Forscher der Universität Tel Aviv (TAU) haben ein nicht sauerstoffhaltiges Atemtier entdeckt. Der unerwartete Befund ändert eine der fundamentalen Annahmen der Wissenschaft über die Tierwelt.

Eine Studie über den Fund wurde am 25. Februar in PNAS von TAU-Forschern unter der Leitung von Prof. Dorothee Huchon von der School of Zoology an der Fakultät für Biowissenschaften der TAU und dem Steinhardtmuseum für Naturkunde veröffentlicht.

Der winzige, weniger als zehnzellige Parasit Henneguya salminicola lebt im Lachsmuskel.

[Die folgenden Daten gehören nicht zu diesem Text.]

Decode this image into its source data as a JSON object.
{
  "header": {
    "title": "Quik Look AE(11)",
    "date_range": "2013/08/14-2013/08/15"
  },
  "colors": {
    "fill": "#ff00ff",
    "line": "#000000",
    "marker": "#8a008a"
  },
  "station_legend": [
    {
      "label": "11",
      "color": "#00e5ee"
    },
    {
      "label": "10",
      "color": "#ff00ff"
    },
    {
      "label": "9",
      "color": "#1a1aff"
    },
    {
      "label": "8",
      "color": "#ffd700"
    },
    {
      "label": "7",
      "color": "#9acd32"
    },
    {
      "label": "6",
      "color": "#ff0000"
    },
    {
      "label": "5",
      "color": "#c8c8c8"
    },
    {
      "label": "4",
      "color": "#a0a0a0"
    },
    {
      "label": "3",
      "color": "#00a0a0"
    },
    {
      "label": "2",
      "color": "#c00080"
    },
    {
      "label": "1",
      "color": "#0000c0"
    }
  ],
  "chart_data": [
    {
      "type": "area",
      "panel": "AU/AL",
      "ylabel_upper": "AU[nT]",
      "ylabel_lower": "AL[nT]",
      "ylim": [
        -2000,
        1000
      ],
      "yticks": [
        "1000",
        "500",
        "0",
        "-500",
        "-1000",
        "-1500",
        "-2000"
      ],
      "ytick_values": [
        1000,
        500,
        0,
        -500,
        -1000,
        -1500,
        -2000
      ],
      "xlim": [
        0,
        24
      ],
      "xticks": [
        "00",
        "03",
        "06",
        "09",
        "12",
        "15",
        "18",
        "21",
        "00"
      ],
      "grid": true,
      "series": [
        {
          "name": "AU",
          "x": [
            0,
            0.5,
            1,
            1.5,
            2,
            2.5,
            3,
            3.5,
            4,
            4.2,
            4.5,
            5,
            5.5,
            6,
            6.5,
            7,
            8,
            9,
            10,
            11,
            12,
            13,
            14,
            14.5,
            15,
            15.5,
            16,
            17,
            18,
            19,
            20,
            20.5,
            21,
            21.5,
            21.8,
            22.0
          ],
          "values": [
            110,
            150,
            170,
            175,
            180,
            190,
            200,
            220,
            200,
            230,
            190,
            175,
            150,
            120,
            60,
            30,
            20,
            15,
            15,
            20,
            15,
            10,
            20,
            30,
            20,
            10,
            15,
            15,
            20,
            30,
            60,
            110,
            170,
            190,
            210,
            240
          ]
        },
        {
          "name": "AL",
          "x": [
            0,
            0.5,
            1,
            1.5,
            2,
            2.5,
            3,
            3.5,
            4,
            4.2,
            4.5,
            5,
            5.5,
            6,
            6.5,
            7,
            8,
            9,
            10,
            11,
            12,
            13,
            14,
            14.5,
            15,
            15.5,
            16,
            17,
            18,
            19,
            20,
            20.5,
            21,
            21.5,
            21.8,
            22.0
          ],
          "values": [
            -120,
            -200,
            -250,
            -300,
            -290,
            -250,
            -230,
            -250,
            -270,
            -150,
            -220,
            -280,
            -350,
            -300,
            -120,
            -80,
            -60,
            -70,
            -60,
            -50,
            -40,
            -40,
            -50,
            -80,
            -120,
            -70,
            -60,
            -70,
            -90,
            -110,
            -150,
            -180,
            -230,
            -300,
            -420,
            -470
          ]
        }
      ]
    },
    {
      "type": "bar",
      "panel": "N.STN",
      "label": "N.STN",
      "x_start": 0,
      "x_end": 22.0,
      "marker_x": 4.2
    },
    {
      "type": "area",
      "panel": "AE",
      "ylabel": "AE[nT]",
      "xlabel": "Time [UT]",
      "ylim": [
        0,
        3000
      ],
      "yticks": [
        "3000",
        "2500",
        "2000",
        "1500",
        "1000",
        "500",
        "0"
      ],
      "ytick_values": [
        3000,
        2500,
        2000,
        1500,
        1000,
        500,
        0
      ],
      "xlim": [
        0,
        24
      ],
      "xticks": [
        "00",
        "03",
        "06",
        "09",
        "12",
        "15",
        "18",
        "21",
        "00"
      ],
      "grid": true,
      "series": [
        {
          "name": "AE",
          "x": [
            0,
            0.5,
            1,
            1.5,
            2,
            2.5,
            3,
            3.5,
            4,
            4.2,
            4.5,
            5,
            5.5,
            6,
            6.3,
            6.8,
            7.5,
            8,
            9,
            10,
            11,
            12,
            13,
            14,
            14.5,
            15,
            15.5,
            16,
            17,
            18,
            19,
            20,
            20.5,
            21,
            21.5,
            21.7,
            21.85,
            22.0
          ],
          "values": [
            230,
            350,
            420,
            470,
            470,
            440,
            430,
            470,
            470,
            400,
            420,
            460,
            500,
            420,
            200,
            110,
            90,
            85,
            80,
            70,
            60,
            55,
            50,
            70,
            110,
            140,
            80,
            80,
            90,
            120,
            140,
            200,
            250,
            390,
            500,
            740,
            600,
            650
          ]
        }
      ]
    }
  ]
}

Im Laufe seiner Entwicklung gab das Tier, das ein myxozoischer Verwandter von Quallen und Korallen ist, die Atmung und den Sauerstoffverbrauch zur Energiegewinnung auf.

“Man dachte, dass die aerobe Atmung bei Tieren allgegenwärtig ist, aber jetzt haben wir bestätigt, dass dies nicht der Fall ist”, erklärt Prof. Huchon. “Unsere Entdeckung zeigt, dass die Evolution in seltsame Richtungen gehen kann. Die aerobe Atmung ist eine wichtige Energiequelle, und doch haben wir ein Tier gefunden, das diesen kritischen Weg aufgegeben hat.

Einige andere Organismen wie Pilze, Amöben oder Ciliatenlinien in anaerober Umgebung haben mit der Zeit die Fähigkeit zu atmen verloren. Die neue Studie zeigt, dass dasselbe mit einem Tier passieren kann – möglicherweise, weil der Parasit zufällig in einer anaeroben Umgebung lebt.

Sein Genom wurde zusammen mit den Genomen anderer myxozoischer Fischparasiten im Rahmen einer von der U.S.-Israel Binational Science Foundation unterstützten Forschung sequenziert, die zusammen mit Prof. Paulyn Cartwright von der Universität Kansas sowie Prof. Jerri Bartholomew und Dr. Stephen Atkinson von der Oregon State University durchgeführt wurde.

Die anaerobe Natur des Parasiten war eine zufällige Entdeckung. Bei der Zusammenstellung des Henneguya-Genoms stellte Prof. Huchon fest, dass es kein mitochondriales Genom enthielt. Die Mitochondrien sind das Kraftwerk der Zelle, in dem der Sauerstoff zur Energiegewinnung eingefangen wird, so dass ihr Fehlen darauf hinweist, dass das Tier keinen Sauerstoff atmet.

Bis zu dieser neuen Entdeckung gab es eine Debatte über die Möglichkeit, dass Organismen, die zum Tierreich gehören, in anaeroben Umgebungen überleben könnten. Die Annahme, dass alle Tiere Sauerstoff atmen, basierte unter anderem auf der Tatsache, dass es sich bei den Tieren um mehrzellige, hoch entwickelte Organismen handelt, die auf der Erde erstmals auftauchten, als der Sauerstoffgehalt stieg.

“Es ist uns noch nicht klar, wie der Parasit Energie erzeugt”, sagt Prof. Huchon. “Vielleicht zieht er sie aus den umgebenden Fischzellen oder er hat eine andere Art der Atmung, wie z.B. die sauerstofffreie Atmung, die typischerweise anaerobe, nicht tierische Organismen kennzeichnet.

Laut Prof. Huchon hat diese Entdeckung eine enorme Bedeutung für die Evolutionsforschung.

“Man geht allgemein davon aus, dass die Organismen im Laufe der Evolution immer komplexer werden und dass einfache Einzeller oder Wenigzeller die Vorfahren der komplexen Organismen sind”, schließt sie. “Aber hier, direkt vor uns, steht ein Tier, dessen Evolutionsprozess das Gegenteil ist. Es lebt in einer sauerstofffreien Umgebung, hat unnötige Gene, die für die aerobe Atmung verantwortlich sind, abgelegt und ist zu einem noch einfacheren Organismus geworden.